И вдруг у самой ноги ее заплакал ребенок. Прасковья дернулась и поглядела вниз, на землю. У елки, упирая спину в ствол, как только что сидела она сама, сидела женщина. Руки ее вытянулись вдоль тела, а рядом, видать, скатившись с ее колен, лежал завернутый в стеганое шелковое одеяло ребенок.
Прасковья подхватила ребенка и сунулась к женщине.
С лица той глянули открытые невидящие глаза.
— Товарищи, покойница тут! — крикнула Прасковья. Но никто не откликнулся. Только ребенок голосил.
И тут Прасковья почувствовала, как к ее грудям что-то сильно хлынуло, будто туда качнули всю кровь. И снова ее пронзила боль, но уже другая — тяжелая и сладкая.
Расстегнув крупные разнокалиберные пуговицы на своей вигоневой кофте, Прасковья освободила грудь и, приложив к ней ребенка, двинулась к насыпи. Ее догнала какая-то девушка и спросила, всхлипывая:
— Гражданка, вы взяли ребенка Тарской?.. Вот их документы, — девушка сунула в карман Прасковьиной юбки маленький газетный сверток. И вдруг, обняв Прасковью, поцеловала ее: — Спасибо вам… кроха ведь совсем…
— Так, товарищи… — начала Прасковья, но та уже убежала.

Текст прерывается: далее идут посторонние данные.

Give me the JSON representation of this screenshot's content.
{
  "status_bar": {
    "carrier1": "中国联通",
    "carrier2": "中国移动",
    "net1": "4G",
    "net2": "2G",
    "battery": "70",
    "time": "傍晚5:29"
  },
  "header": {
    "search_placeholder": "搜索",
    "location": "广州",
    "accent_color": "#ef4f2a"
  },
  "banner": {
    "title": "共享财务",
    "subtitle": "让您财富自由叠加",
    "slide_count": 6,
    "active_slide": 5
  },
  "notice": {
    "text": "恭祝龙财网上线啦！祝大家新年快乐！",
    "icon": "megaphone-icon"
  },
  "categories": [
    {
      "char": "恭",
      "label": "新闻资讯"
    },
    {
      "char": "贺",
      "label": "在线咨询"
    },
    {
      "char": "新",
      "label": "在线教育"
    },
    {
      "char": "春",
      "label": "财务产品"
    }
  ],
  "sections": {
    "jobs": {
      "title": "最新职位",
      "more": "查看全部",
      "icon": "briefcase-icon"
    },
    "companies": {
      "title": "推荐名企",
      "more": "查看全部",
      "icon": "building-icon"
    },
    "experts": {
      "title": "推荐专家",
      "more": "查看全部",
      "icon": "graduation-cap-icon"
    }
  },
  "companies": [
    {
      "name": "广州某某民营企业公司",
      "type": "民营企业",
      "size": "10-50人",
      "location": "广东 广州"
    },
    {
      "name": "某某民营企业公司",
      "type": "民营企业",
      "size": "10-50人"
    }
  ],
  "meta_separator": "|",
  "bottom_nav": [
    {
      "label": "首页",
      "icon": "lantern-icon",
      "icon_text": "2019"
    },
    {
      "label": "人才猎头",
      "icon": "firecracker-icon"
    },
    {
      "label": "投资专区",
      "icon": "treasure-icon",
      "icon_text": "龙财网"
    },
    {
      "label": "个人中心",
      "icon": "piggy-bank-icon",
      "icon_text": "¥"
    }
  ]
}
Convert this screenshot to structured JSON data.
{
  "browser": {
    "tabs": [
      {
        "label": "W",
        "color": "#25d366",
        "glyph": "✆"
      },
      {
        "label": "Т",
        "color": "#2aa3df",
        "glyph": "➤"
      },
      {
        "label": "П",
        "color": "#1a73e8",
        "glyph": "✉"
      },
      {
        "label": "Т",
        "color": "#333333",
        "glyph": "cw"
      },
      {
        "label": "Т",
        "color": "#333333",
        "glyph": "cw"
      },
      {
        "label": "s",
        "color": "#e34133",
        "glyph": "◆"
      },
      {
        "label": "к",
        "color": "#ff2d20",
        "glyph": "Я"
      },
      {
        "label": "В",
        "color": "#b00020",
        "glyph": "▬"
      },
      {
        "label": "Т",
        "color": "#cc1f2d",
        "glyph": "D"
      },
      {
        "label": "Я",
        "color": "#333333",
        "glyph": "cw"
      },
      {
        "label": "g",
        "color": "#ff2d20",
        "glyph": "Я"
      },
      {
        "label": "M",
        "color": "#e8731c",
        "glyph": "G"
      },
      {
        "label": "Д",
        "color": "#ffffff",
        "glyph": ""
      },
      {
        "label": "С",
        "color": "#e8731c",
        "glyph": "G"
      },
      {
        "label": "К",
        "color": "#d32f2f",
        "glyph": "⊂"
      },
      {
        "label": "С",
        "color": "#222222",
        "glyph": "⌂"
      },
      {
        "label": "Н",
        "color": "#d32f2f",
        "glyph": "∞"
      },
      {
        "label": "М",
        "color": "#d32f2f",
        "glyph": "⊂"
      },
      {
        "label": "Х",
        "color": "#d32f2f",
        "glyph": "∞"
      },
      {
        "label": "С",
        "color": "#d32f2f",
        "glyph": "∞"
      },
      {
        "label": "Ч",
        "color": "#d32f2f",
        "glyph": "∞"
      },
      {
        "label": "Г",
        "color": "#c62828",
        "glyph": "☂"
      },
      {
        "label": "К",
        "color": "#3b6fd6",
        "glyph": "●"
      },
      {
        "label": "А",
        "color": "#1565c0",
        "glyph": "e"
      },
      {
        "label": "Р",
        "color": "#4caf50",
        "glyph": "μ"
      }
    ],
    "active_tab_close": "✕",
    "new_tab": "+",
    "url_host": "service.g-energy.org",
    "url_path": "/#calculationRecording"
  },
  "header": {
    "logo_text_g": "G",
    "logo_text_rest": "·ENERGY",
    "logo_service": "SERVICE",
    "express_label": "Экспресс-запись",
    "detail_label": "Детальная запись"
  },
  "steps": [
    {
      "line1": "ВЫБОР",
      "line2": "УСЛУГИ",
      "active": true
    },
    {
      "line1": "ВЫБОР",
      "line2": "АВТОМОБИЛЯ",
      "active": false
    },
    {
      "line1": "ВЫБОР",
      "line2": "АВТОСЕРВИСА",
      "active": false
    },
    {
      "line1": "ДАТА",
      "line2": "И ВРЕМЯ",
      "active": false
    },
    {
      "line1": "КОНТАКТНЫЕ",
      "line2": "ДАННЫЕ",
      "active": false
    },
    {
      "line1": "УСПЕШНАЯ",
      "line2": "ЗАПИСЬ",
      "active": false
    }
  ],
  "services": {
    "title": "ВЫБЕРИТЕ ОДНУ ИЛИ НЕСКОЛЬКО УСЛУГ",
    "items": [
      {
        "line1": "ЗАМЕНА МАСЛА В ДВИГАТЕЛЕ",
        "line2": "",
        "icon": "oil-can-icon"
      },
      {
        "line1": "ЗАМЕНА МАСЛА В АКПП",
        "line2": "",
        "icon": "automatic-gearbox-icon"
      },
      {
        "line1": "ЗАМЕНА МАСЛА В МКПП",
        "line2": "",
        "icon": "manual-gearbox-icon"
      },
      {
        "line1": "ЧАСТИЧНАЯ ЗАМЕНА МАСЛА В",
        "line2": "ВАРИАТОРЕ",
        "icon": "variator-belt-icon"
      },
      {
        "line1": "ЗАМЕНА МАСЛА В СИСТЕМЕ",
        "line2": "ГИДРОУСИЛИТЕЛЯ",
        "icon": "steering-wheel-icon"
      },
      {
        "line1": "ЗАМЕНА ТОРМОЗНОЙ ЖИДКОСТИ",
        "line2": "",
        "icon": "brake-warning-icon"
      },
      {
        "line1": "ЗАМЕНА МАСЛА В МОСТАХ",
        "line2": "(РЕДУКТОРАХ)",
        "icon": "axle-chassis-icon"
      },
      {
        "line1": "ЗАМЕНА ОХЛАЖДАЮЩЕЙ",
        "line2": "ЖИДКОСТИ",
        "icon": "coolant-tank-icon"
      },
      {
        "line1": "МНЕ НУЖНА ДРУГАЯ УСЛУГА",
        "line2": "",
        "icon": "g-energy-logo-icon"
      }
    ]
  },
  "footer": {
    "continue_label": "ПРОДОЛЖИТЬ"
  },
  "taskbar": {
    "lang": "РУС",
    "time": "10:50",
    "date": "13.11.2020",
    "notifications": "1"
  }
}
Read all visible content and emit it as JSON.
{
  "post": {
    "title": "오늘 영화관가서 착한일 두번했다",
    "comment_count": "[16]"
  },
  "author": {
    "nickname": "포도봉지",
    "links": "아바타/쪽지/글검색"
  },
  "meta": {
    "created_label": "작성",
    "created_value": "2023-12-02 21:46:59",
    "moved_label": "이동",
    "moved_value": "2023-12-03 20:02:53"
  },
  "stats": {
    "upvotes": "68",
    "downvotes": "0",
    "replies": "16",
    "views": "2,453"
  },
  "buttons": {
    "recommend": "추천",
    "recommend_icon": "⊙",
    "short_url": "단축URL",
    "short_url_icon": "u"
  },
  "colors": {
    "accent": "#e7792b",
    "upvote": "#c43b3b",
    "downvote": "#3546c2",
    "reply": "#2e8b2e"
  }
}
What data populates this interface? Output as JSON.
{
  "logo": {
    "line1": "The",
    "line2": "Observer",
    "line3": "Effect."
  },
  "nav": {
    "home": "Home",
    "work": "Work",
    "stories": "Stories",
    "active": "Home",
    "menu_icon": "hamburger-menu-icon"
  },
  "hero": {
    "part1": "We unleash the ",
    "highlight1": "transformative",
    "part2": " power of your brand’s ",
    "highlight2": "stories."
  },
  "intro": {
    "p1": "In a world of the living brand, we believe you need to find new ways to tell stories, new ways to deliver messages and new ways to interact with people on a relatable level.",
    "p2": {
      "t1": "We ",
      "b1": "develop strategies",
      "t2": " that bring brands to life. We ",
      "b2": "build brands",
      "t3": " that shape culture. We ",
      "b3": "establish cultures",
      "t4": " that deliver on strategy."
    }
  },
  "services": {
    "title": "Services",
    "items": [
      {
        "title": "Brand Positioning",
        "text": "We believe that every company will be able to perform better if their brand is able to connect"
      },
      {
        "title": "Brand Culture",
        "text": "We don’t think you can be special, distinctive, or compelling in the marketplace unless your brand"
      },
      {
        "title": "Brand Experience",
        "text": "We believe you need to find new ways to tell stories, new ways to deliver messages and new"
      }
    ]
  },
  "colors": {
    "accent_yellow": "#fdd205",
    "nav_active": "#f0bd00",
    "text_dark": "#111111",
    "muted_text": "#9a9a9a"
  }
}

Подойдя к насыпи, Прасковья остановилась и оглянулась по сторонам. Тут и там лежали окровавленные и изуродованные человеческие тела. Стонали и кричали люди. И пожар не опадал.
Но Прасковье не было страшно. Ребенок тепло и нежно чмокал у твердой Прасковьиной груди, и сама она улыбалась. Даже не понимая того, что улыбается, улыбалась.
А над головой стояло светлое зарево, будто вышла она из огня невредимой.
В тот вечер мне не очень хотелось идти к Тале, но я еще накануне, говоря с ней по телефону, сказал, что буду. А я терпеть не могу этой дешевки: сказал приду, не прийти. Это Ромкины номера — назначить свидание и даже не отзвонить. «Ожидание, тем более бесплодное, рождает тоску, и тоска — главная нота любви». Его формула. Я никогда не испытывал необходимости разжигать женскую тоску.
Я не хотел идти к Тале, потому что все сильнее чувствовал монотонность ритма наших отношений, от которого кидает в скуку, как от раскачивания железнодорожного вагона.
И потом я знал, что начнется разговор о передачах. На кой черт я все-таки взялся? Фильм мне нужен, мой фильм. Но он уполз, как собака в будку, и я ничем не мог выманить его из себя.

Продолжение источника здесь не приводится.